結局、30分もしないうちに解らなかったところをすべて理解することが出来た。
「やっぱり七条さんに聞いてよかった。すっごくよく解りました!」
七条さんは嬉しそうに笑った。
笑った七条さんは、カッコいいというより可愛い気がする。
「それはなにより。僕でよければ、いつでも頼ってくださいね」
「なんか俺、七条さんに甘えてばかりですね」
「僕は伊藤くんを甘やかすのが好きなので、気にしないでください。それに、僕も伊藤くんに甘えていますから」
七条さんは優しい。
けれど、甘えてばかりじゃダメだと思うことがある。
「さて、伊藤くん。お風呂に入るには少し早い時間ですから、少しお話しませんか?」
時計を見ると、まだ8時前だった。
「はい、いいですよ」
宿題のノートと教科書をカバンにしまう。
そして、いつものようにベッドの上に座る。
「伊藤くん、何か飲みますか? 麦茶と紅茶と柑橘系の炭酸飲料がありますけど?」
「あっ、すみません。
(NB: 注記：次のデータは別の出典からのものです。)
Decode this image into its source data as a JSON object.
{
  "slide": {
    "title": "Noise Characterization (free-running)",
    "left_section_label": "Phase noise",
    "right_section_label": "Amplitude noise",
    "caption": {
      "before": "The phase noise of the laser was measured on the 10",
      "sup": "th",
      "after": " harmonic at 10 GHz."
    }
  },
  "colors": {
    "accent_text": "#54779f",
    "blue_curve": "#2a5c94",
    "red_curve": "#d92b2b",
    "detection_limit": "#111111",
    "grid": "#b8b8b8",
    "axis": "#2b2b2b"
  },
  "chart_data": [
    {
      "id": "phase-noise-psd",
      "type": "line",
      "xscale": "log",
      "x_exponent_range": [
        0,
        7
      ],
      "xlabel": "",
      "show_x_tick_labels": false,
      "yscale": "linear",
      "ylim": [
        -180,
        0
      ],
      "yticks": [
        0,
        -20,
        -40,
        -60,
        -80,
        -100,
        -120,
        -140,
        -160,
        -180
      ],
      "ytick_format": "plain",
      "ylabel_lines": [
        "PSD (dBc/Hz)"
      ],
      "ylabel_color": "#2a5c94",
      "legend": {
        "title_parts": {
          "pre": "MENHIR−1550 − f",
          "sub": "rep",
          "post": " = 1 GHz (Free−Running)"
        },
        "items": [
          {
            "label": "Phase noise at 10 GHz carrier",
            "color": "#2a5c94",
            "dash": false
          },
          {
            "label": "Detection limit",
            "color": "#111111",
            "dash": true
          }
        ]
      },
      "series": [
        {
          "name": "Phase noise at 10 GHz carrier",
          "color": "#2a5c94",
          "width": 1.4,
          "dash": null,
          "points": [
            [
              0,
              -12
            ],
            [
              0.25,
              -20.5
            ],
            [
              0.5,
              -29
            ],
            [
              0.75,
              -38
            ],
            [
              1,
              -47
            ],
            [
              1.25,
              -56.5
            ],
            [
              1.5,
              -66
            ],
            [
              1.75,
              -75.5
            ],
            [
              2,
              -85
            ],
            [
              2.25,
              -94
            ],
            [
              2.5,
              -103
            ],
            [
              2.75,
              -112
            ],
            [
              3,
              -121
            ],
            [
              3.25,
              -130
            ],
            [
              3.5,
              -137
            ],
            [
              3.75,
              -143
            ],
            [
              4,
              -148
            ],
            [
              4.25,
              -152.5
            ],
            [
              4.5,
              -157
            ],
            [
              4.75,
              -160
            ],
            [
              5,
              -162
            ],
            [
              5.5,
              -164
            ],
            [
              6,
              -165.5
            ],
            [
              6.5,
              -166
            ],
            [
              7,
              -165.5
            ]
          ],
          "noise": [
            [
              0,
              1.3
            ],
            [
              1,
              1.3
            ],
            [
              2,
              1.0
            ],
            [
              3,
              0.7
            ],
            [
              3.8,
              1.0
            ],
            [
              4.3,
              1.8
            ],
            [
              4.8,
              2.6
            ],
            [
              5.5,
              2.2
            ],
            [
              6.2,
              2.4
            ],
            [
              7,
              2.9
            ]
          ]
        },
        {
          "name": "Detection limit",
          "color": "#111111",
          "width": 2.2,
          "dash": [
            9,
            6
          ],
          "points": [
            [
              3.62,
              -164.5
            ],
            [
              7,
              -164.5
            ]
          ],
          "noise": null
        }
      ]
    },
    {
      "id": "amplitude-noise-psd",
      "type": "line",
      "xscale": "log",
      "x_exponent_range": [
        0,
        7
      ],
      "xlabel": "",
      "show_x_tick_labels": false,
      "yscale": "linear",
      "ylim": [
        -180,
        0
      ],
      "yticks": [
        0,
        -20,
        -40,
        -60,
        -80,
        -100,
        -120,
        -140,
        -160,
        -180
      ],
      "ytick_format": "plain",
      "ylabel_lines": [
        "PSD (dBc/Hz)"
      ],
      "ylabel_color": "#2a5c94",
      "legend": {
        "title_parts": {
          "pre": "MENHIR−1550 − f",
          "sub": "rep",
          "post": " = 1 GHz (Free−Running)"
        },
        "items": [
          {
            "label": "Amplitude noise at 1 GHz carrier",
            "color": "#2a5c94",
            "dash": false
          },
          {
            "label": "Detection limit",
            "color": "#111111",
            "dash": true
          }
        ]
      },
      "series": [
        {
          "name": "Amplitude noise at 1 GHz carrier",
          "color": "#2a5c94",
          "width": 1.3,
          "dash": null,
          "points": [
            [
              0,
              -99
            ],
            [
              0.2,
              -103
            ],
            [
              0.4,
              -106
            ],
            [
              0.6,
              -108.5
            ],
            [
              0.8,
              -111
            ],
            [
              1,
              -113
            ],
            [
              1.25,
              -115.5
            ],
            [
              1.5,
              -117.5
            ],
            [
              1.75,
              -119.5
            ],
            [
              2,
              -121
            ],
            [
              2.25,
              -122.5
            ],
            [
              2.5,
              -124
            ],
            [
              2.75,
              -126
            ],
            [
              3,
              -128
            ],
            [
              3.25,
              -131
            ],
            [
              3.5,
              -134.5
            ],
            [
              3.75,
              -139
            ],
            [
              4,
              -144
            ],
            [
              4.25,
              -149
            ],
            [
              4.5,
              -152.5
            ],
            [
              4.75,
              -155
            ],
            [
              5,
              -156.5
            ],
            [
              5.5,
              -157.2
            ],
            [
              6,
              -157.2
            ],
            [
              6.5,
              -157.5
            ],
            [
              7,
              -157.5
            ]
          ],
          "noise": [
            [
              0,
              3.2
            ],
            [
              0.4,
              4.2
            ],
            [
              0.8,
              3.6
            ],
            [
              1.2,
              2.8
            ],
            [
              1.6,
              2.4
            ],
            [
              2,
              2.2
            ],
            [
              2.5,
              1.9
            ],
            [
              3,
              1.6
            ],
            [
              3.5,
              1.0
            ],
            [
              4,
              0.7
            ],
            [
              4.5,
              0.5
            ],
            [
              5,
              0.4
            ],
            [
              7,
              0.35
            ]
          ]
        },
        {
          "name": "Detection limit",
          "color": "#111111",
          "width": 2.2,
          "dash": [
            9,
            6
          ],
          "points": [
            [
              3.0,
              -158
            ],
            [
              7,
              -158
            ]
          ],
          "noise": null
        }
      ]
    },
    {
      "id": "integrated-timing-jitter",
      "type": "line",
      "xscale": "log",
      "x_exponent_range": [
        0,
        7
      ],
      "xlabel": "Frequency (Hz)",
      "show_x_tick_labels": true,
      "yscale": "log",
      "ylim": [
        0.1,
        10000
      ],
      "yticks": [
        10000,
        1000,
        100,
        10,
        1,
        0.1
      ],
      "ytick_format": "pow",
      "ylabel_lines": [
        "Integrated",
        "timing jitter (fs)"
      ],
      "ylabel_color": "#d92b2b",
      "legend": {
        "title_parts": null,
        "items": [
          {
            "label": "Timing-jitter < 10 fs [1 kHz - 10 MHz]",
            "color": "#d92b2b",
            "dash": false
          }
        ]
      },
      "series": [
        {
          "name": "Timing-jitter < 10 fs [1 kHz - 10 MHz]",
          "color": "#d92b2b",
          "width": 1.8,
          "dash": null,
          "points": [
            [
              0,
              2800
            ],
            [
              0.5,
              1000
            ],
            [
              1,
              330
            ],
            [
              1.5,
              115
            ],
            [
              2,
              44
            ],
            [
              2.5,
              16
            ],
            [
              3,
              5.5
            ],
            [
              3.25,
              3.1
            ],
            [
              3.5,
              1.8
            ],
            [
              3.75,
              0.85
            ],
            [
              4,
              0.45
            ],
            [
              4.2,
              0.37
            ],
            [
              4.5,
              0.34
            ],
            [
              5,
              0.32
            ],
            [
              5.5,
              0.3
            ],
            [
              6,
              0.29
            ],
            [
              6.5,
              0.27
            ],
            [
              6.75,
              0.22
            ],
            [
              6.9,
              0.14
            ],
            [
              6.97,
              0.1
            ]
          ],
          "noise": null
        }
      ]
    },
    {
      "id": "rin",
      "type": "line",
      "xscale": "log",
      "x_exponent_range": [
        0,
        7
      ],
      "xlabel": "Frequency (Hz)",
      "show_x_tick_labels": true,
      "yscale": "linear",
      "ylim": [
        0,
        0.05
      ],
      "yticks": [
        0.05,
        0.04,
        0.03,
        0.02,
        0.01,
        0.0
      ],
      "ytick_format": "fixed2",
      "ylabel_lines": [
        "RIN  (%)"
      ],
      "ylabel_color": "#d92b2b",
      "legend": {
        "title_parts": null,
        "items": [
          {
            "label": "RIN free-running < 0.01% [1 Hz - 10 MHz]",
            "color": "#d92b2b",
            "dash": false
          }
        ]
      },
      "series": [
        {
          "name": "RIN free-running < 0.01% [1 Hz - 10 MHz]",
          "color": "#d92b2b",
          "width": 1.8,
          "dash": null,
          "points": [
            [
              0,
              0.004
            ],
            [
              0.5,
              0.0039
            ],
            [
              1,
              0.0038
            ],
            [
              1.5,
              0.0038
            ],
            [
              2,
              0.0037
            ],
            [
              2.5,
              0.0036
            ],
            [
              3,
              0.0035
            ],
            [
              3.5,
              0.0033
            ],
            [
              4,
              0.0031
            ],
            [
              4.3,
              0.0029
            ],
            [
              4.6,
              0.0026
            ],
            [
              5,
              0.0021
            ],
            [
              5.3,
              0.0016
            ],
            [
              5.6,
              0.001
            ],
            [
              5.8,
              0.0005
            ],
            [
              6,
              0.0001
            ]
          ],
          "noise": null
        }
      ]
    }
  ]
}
じゃあ、麦茶を」
「はい」
そう言うと七条さんは部屋に備え付けてある小さめの冷蔵庫から麦茶の入ったペットボトルと炭酸飲料を取り出し、ベッドの方に来た。
そして麦茶の入ったペットボトルを俺に渡してくれた。
「どうぞ」
「ありがとうございます」
七条さんは俺に後ろから抱きつくように座る。
背中に伝わる七条の熱が心地いいくらいに熱い。